Kurt Vile takes the stage at Stubbs casually and cool. His presence is always welcome in Austin, looking like someone you might bump into at the grocery store in Hyde Park with his long dark hair in his face and disheveled plaid shirt. His last show in town was December 2018 at Moody Theatre. The set list is similar to the last show here, playing mostly songs off his 2018 album Bottle It In, but it’s always refreshing to float along with his on and on lyricism and dreamy chord progressions.
The band opens the show with “Loading Zones.” Vile stakes his position as “a mayor of some godforsaken town.” The song’s story builds up to a repeated mantra: “I park for free,” because, yes, parking for free is the defining perk and achievement of political office. Imagine parking for free in Austin…I wonder if you can.
There’s not much chat between songs as the band mellowly eases into each song. Of course, the audience lost it and sang along when Vile played “Pretty Pimpin’,” the hit that earned him significant cred back in 2015.

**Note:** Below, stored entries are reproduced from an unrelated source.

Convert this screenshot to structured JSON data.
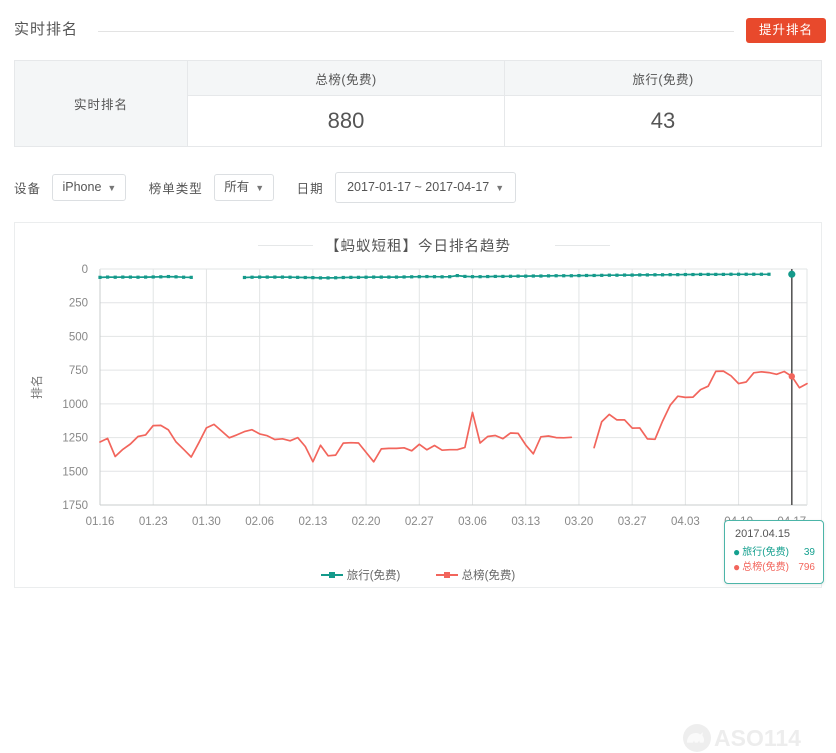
{
  "header": {
    "title": "实时排名",
    "promote_button": "提升排名"
  },
  "rank_table": {
    "row_label": "实时排名",
    "columns": [
      {
        "header": "总榜(免费)",
        "value": "880"
      },
      {
        "header": "旅行(免费)",
        "value": "43"
      }
    ]
  },
  "filters": {
    "device": {
      "label": "设备",
      "value": "iPhone",
      "caret": "▼"
    },
    "list_type": {
      "label": "榜单类型",
      "value": "所有",
      "caret": "▼"
    },
    "date": {
      "label": "日期",
      "value": "2017-01-17 ~ 2017-04-17",
      "caret": "▼"
    }
  },
  "chart_card": {
    "title": "【蚂蚁短租】今日排名趋势",
    "watermark": "ASO114"
  },
  "tooltip": {
    "date": "2017.04.15",
    "rows": [
      {
        "dot": "●",
        "name": "旅行(免费)",
        "value": "39",
        "color": "#15a08f"
      },
      {
        "dot": "●",
        "name": "总榜(免费)",
        "value": "796",
        "color": "#f2655c"
      }
    ]
  },
  "legend": {
    "items": [
      {
        "label": "旅行(免费)",
        "color": "#159a8b"
      },
      {
        "label": "总榜(免费)",
        "color": "#f2655c"
      }
    ]
  },
  "chart_data": {
    "type": "line",
    "title": "【蚂蚁短租】今日排名趋势",
    "xlabel": "",
    "ylabel": "排名",
    "ylim": [
      0,
      1750
    ],
    "y_inverted": true,
    "grid": true,
    "legend_position": "bottom",
    "y_ticks": [
      0,
      250,
      500,
      750,
      1000,
      1250,
      1500,
      1750
    ],
    "x_ticks": [
      "01.16",
      "01.23",
      "01.30",
      "02.06",
      "02.13",
      "02.20",
      "02.27",
      "03.06",
      "03.13",
      "03.20",
      "03.27",
      "04.03",
      "04.10",
      "04.17"
    ],
    "x_start": "2017-01-16",
    "x_end": "2017-04-17",
    "colors": {
      "travel": "#159a8b",
      "overall": "#f2655c",
      "grid": "#e2e4e5",
      "axis": "#c9cccd",
      "crosshair": "#595959"
    },
    "highlight": {
      "date": "2017.04.15",
      "travel": 39,
      "overall": 796
    },
    "series": [
      {
        "name": "旅行(免费)",
        "color": "#159a8b",
        "values": [
          62,
          60,
          61,
          60,
          60,
          61,
          60,
          59,
          58,
          56,
          58,
          61,
          62,
          null,
          null,
          null,
          null,
          null,
          null,
          63,
          61,
          60,
          60,
          60,
          60,
          61,
          62,
          63,
          64,
          66,
          66,
          65,
          63,
          62,
          62,
          61,
          60,
          60,
          60,
          60,
          59,
          58,
          57,
          56,
          57,
          58,
          57,
          49,
          55,
          57,
          57,
          56,
          55,
          55,
          54,
          53,
          53,
          52,
          52,
          51,
          50,
          50,
          50,
          49,
          48,
          48,
          47,
          46,
          46,
          45,
          45,
          44,
          44,
          43,
          43,
          42,
          42,
          41,
          41,
          40,
          40,
          40,
          40,
          39,
          39,
          39,
          39,
          39,
          39,
          null,
          null
        ]
      },
      {
        "name": "总榜(免费)",
        "color": "#f2655c",
        "values": [
          1283,
          1256,
          1390,
          1338,
          1298,
          1242,
          1230,
          1161,
          1160,
          1193,
          1282,
          1337,
          1394,
          1289,
          1178,
          1152,
          1201,
          1252,
          1230,
          1206,
          1192,
          1223,
          1236,
          1264,
          1259,
          1274,
          1250,
          1316,
          1430,
          1307,
          1385,
          1380,
          1291,
          1288,
          1290,
          1360,
          1430,
          1334,
          1330,
          1330,
          1326,
          1348,
          1300,
          1341,
          1309,
          1344,
          1340,
          1340,
          1323,
          1063,
          1290,
          1242,
          1235,
          1258,
          1216,
          1219,
          1304,
          1370,
          1244,
          1238,
          1250,
          1252,
          1248,
          null,
          null,
          1324,
          1132,
          1078,
          1119,
          1118,
          1180,
          1179,
          1260,
          1263,
          1128,
          1010,
          943,
          952,
          950,
          894,
          869,
          759,
          757,
          792,
          850,
          838,
          770,
          762,
          768,
          781,
          760,
          796,
          880,
          850
        ]
      }
    ]
  }
}
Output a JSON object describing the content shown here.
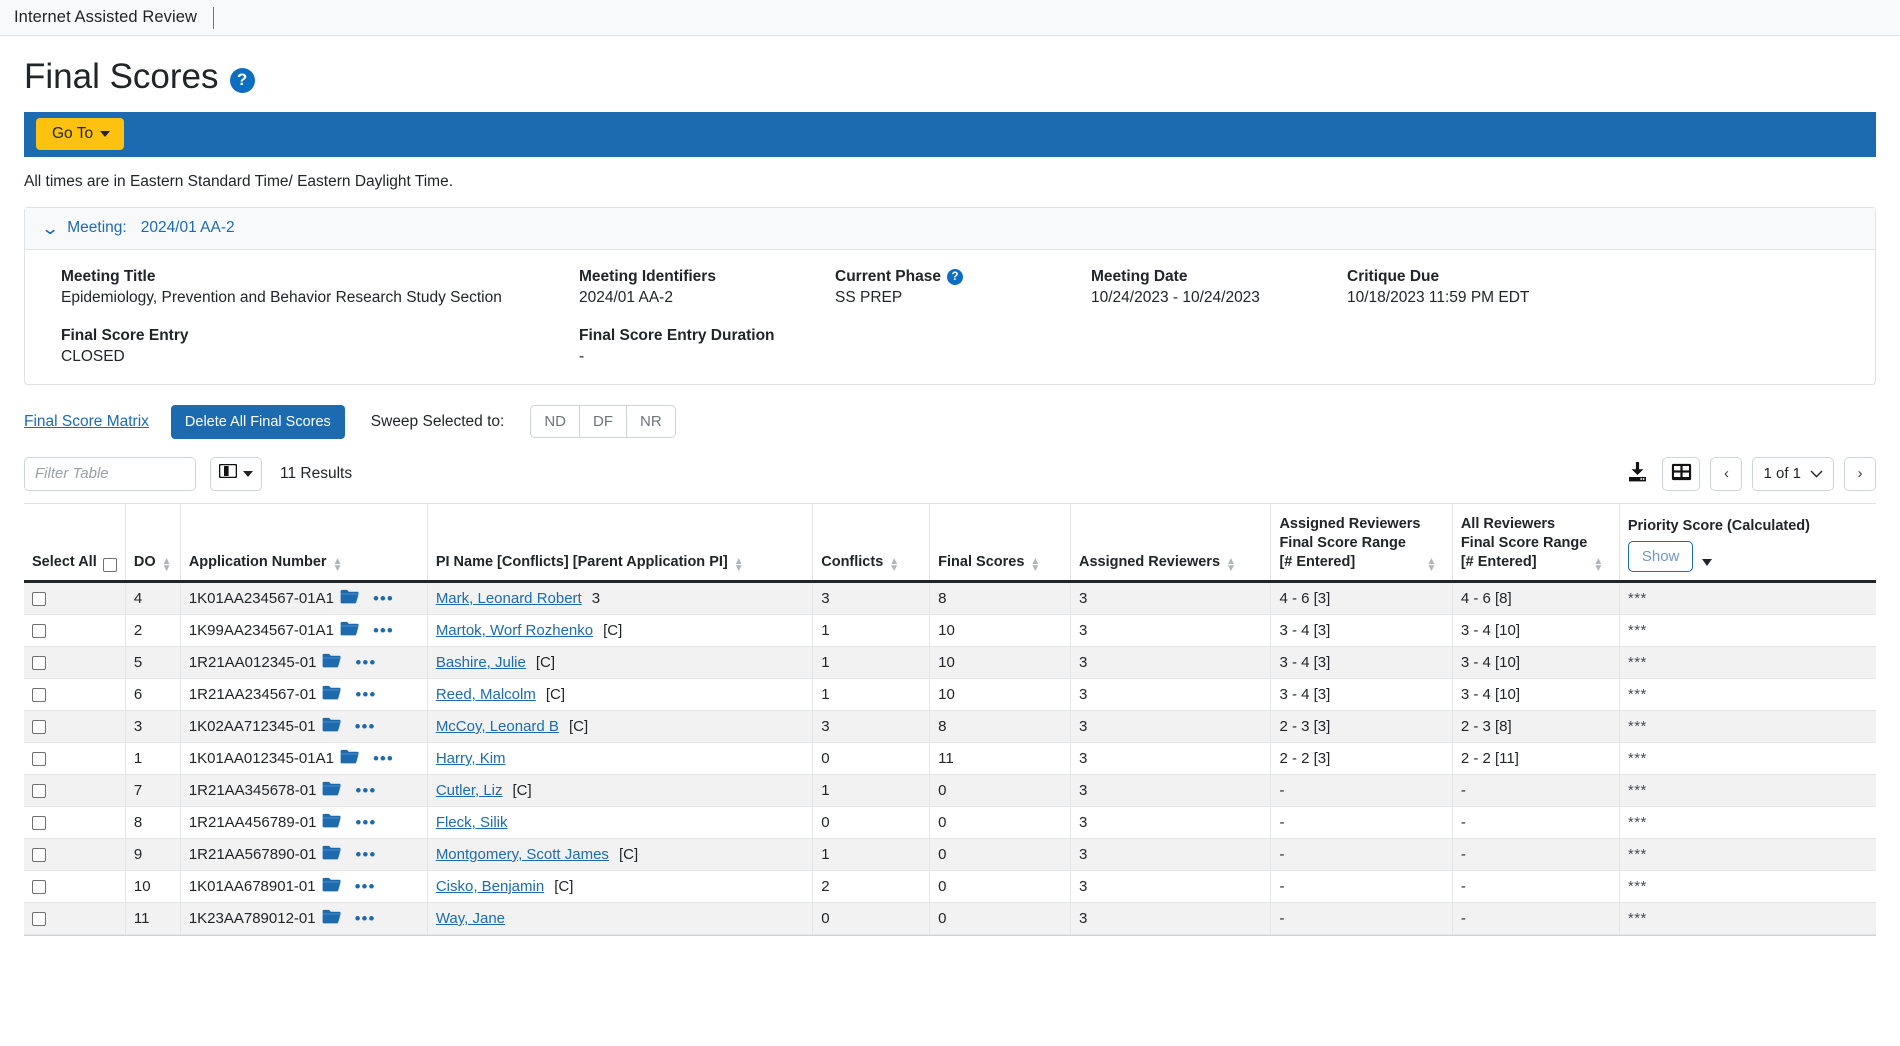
{
  "appbar": {
    "title": "Internet Assisted Review"
  },
  "page": {
    "title": "Final Scores",
    "help_icon": "help-circle-icon"
  },
  "nav": {
    "goto_label": "Go To"
  },
  "notice": {
    "times_note": "All times are in Eastern Standard Time/ Eastern Daylight Time."
  },
  "meeting_panel": {
    "header_label": "Meeting:",
    "header_value": "2024/01 AA-2",
    "fields": {
      "meeting_title_label": "Meeting Title",
      "meeting_title_value": "Epidemiology, Prevention and Behavior Research Study Section",
      "meeting_identifiers_label": "Meeting Identifiers",
      "meeting_identifiers_value": "2024/01 AA-2",
      "current_phase_label": "Current Phase",
      "current_phase_value": "SS PREP",
      "meeting_date_label": "Meeting Date",
      "meeting_date_value": "10/24/2023 - 10/24/2023",
      "critique_due_label": "Critique Due",
      "critique_due_value": "10/18/2023 11:59 PM EDT",
      "final_score_entry_label": "Final Score Entry",
      "final_score_entry_value": "CLOSED",
      "final_score_entry_duration_label": "Final Score Entry Duration",
      "final_score_entry_duration_value": "-"
    }
  },
  "actions": {
    "final_score_matrix_link": "Final Score Matrix",
    "delete_all_label": "Delete All Final Scores",
    "sweep_label": "Sweep Selected to:",
    "sweep_buttons": [
      "ND",
      "DF",
      "NR"
    ]
  },
  "toolbar": {
    "filter_placeholder": "Filter Table",
    "filter_value": "",
    "column_toggle_icon": "columns-icon",
    "results_count": "11 Results",
    "download_icon": "download-icon",
    "grid_view_icon": "grid-view-icon",
    "prev_label": "‹",
    "next_label": "›",
    "page_indicator": "1 of 1"
  },
  "table": {
    "headers": {
      "select_all": "Select All",
      "do": "DO",
      "application_number": "Application Number",
      "pi_name": "PI Name [Conflicts] [Parent Application PI]",
      "conflicts": "Conflicts",
      "final_scores": "Final Scores",
      "assigned_reviewers": "Assigned Reviewers",
      "assigned_range_l1": "Assigned Reviewers",
      "assigned_range_l2": "Final Score Range",
      "assigned_range_l3": "[# Entered]",
      "all_range_l1": "All Reviewers",
      "all_range_l2": "Final Score Range",
      "all_range_l3": "[# Entered]",
      "priority_score": "Priority Score (Calculated)",
      "show_label": "Show"
    },
    "rows": [
      {
        "do": "4",
        "app": "1K01AA234567-01A1",
        "pi": "Mark, Leonard Robert",
        "tag": "3",
        "conflicts": "3",
        "final_scores": "8",
        "assigned_reviewers": "3",
        "assigned_range": "4 - 6 [3]",
        "all_range": "4 - 6 [8]",
        "priority": "***"
      },
      {
        "do": "2",
        "app": "1K99AA234567-01A1",
        "pi": "Martok, Worf Rozhenko",
        "tag": "[C]",
        "conflicts": "1",
        "final_scores": "10",
        "assigned_reviewers": "3",
        "assigned_range": "3 - 4 [3]",
        "all_range": "3 - 4 [10]",
        "priority": "***"
      },
      {
        "do": "5",
        "app": "1R21AA012345-01",
        "pi": "Bashire, Julie",
        "tag": "[C]",
        "conflicts": "1",
        "final_scores": "10",
        "assigned_reviewers": "3",
        "assigned_range": "3 - 4 [3]",
        "all_range": "3 - 4 [10]",
        "priority": "***"
      },
      {
        "do": "6",
        "app": "1R21AA234567-01",
        "pi": "Reed, Malcolm",
        "tag": "[C]",
        "conflicts": "1",
        "final_scores": "10",
        "assigned_reviewers": "3",
        "assigned_range": "3 - 4 [3]",
        "all_range": "3 - 4 [10]",
        "priority": "***"
      },
      {
        "do": "3",
        "app": "1K02AA712345-01",
        "pi": "McCoy, Leonard B",
        "tag": "[C]",
        "conflicts": "3",
        "final_scores": "8",
        "assigned_reviewers": "3",
        "assigned_range": "2 - 3 [3]",
        "all_range": "2 - 3 [8]",
        "priority": "***"
      },
      {
        "do": "1",
        "app": "1K01AA012345-01A1",
        "pi": "Harry, Kim",
        "tag": "",
        "conflicts": "0",
        "final_scores": "11",
        "assigned_reviewers": "3",
        "assigned_range": "2 - 2 [3]",
        "all_range": "2 - 2 [11]",
        "priority": "***"
      },
      {
        "do": "7",
        "app": "1R21AA345678-01",
        "pi": "Cutler, Liz",
        "tag": "[C]",
        "conflicts": "1",
        "final_scores": "0",
        "assigned_reviewers": "3",
        "assigned_range": "-",
        "all_range": "-",
        "priority": "***"
      },
      {
        "do": "8",
        "app": "1R21AA456789-01",
        "pi": "Fleck, Silik",
        "tag": "",
        "conflicts": "0",
        "final_scores": "0",
        "assigned_reviewers": "3",
        "assigned_range": "-",
        "all_range": "-",
        "priority": "***"
      },
      {
        "do": "9",
        "app": "1R21AA567890-01",
        "pi": "Montgomery, Scott James",
        "tag": "[C]",
        "conflicts": "1",
        "final_scores": "0",
        "assigned_reviewers": "3",
        "assigned_range": "-",
        "all_range": "-",
        "priority": "***"
      },
      {
        "do": "10",
        "app": "1K01AA678901-01",
        "pi": "Cisko, Benjamin",
        "tag": "[C]",
        "conflicts": "2",
        "final_scores": "0",
        "assigned_reviewers": "3",
        "assigned_range": "-",
        "all_range": "-",
        "priority": "***"
      },
      {
        "do": "11",
        "app": "1K23AA789012-01",
        "pi": "Way, Jane",
        "tag": "",
        "conflicts": "0",
        "final_scores": "0",
        "assigned_reviewers": "3",
        "assigned_range": "-",
        "all_range": "-",
        "priority": "***"
      }
    ]
  },
  "colors": {
    "brand_blue": "#1c6bb0",
    "accent_yellow": "#fcc20f",
    "link_blue": "#1c6bb0",
    "panel_gray": "#f8f9fa",
    "row_stripe": "#f2f2f2"
  }
}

“Wakin’ On a Pretty Day” – the 10 minute ballad of loafing and loving on a pretty day – would have been the highlight of the show if not for the encore featuring the guitar player of Dinosaur Jr. Clouds of smoke puff into the dark atmosphere above, and the audience bobs and sways as Vile’s mumbly articulation of the song draws you into a new state of day: “Wakin’ on a pretty day, don’t know why I ever go away. It’s hard to explain my love in this daze.” Try playing this song first thing in the morning and just see what happens – maybe you’ll have a pretty daze, whatever that looks like for you.
Vile and the band brought up J Mascis from Dinosaur Jr to encore with the song of “Hunchback,” from Vile’s 2009 album Childish Prodigy. It was a playful, dreamy song to close the weekend of shows at Stubbs, with both grown men singing about being hunchbacks “floppin an flippin around like fish on the street/floppin an flippin around like a fish along the sand.”
The band exits the stage, the stage lights come on and the crew starts breaking down. Some of the crowd will go off to the last of the Levitation shows, but some will go home and get ready for a return to their subjective reality. Levitation is its own reality for scenes and subcultures of Austin, and the Fest was an excuse to show up, look hot, and hear great music.